QTwo users see '1 seat left' and both click book. How do you guarantee only one succeeds?+

Make the decrement atomic and conditional: UPDATE inventory SET available = available - 1 WHERE id = ? AND available >= 1. The database holds a brief row lock per statement, so the two updates are serialised, and only the one that runs while available >= 1 succeeds. The loser's update affects zero rows and is told the seat is gone. Never read-then-write in application code.

QWhy hold a seat instead of booking it directly on click?+

Because payment is slow and can fail. A hold removes the seat from the available pool immediately (so it can't be double-sold) but doesn't confirm it until payment succeeds. A short expiry returns abandoned holds to the pool. Direct booking on click would either give seats to people who never pay or block the seat forever on a failed payment.

QA user pays, their network drops, and they retry. How do you avoid double-charging?+

Idempotency keys. Each attempt carries a unique key; the payment is recorded against it, and a retry with the same key returns the original result instead of charging again. Combined with a booking state machine, the operation lands in exactly one valid state no matter how many times it's retried.

QPayment succeeded but confirmation failed. The user is charged with no ticket. Now what?+

You reconcile. Either a durable workflow retries confirm-after-pay until the booking is confirmed or the payment is refunded, or a reconciliation job continuously matches successful payments against confirmed bookings and auto-refunds orphans. This case is guaranteed to happen at scale, so it must be handled by design, not hope.

QMillions of requests hit at 10:00:00. How do you keep the database alive?+

A virtual waiting room in front.
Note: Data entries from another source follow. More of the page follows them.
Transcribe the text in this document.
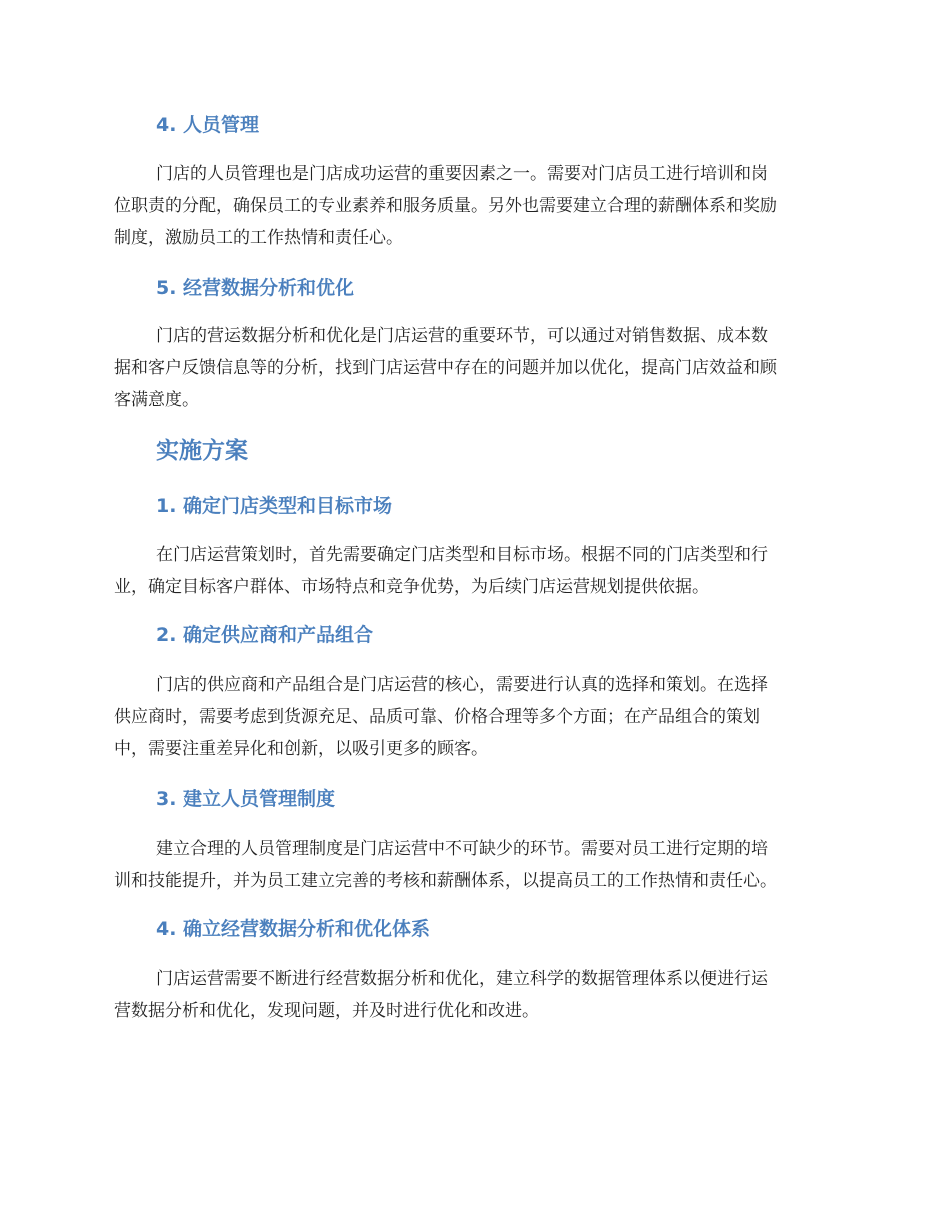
4. 人员管理
门店的人员管理也是门店成功运营的重要因素之一。需要对门店员工进行培训和岗
位职责的分配，确保员工的专业素养和服务质量。另外也需要建立合理的薪酬体系和奖励
制度，激励员工的工作热情和责任心。
5. 经营数据分析和优化
门店的营运数据分析和优化是门店运营的重要环节，可以通过对销售数据、成本数
据和客户反馈信息等的分析，找到门店运营中存在的问题并加以优化，提高门店效益和顾
客满意度。
实施方案
1. 确定门店类型和目标市场
在门店运营策划时，首先需要确定门店类型和目标市场。根据不同的门店类型和行
业，确定目标客户群体、市场特点和竞争优势，为后续门店运营规划提供依据。
2. 确定供应商和产品组合
门店的供应商和产品组合是门店运营的核心，需要进行认真的选择和策划。在选择
供应商时，需要考虑到货源充足、品质可靠、价格合理等多个方面；在产品组合的策划
中，需要注重差异化和创新，以吸引更多的顾客。
3. 建立人员管理制度
建立合理的人员管理制度是门店运营中不可缺少的环节。需要对员工进行定期的培
训和技能提升，并为员工建立完善的考核和薪酬体系，以提高员工的工作热情和责任心。
4. 确立经营数据分析和优化体系
门店运营需要不断进行经营数据分析和优化，建立科学的数据管理体系以便进行运
营数据分析和优化，发现问题，并及时进行优化和改进。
Admit users into the booking core at a sustainable rate and queue the rest with a visible position. This caps the load on the hot inventory rows so the system stays inside its safe range, keeps failure honest, and preserves rough first-come fairness. Also cache 'sold out' so doomed requests never reach the core.

QPessimistic vs optimistic locking for seat inventory?+

Pessimistic (SELECT ... FOR UPDATE) locks the row up front; reliable but serialises everyone and piles up waiters under a rush. Optimistic (a conditional atomic UPDATE) holds only a brief per-statement lock and fails losers immediately, giving much higher throughput. For high-contention inventory, the atomic conditional update is usually the better fit.

QHow do you stop one popular train from slowing bookings for every other train?+

Shard inventory by train and date so independent trains live on independent databases. The contention within one hot train is irreducible (everyone wants the same seats), but sharding keeps that hot spot from dragging down unrelated bookings. Also keep the hot transaction tiny so locks are held briefly.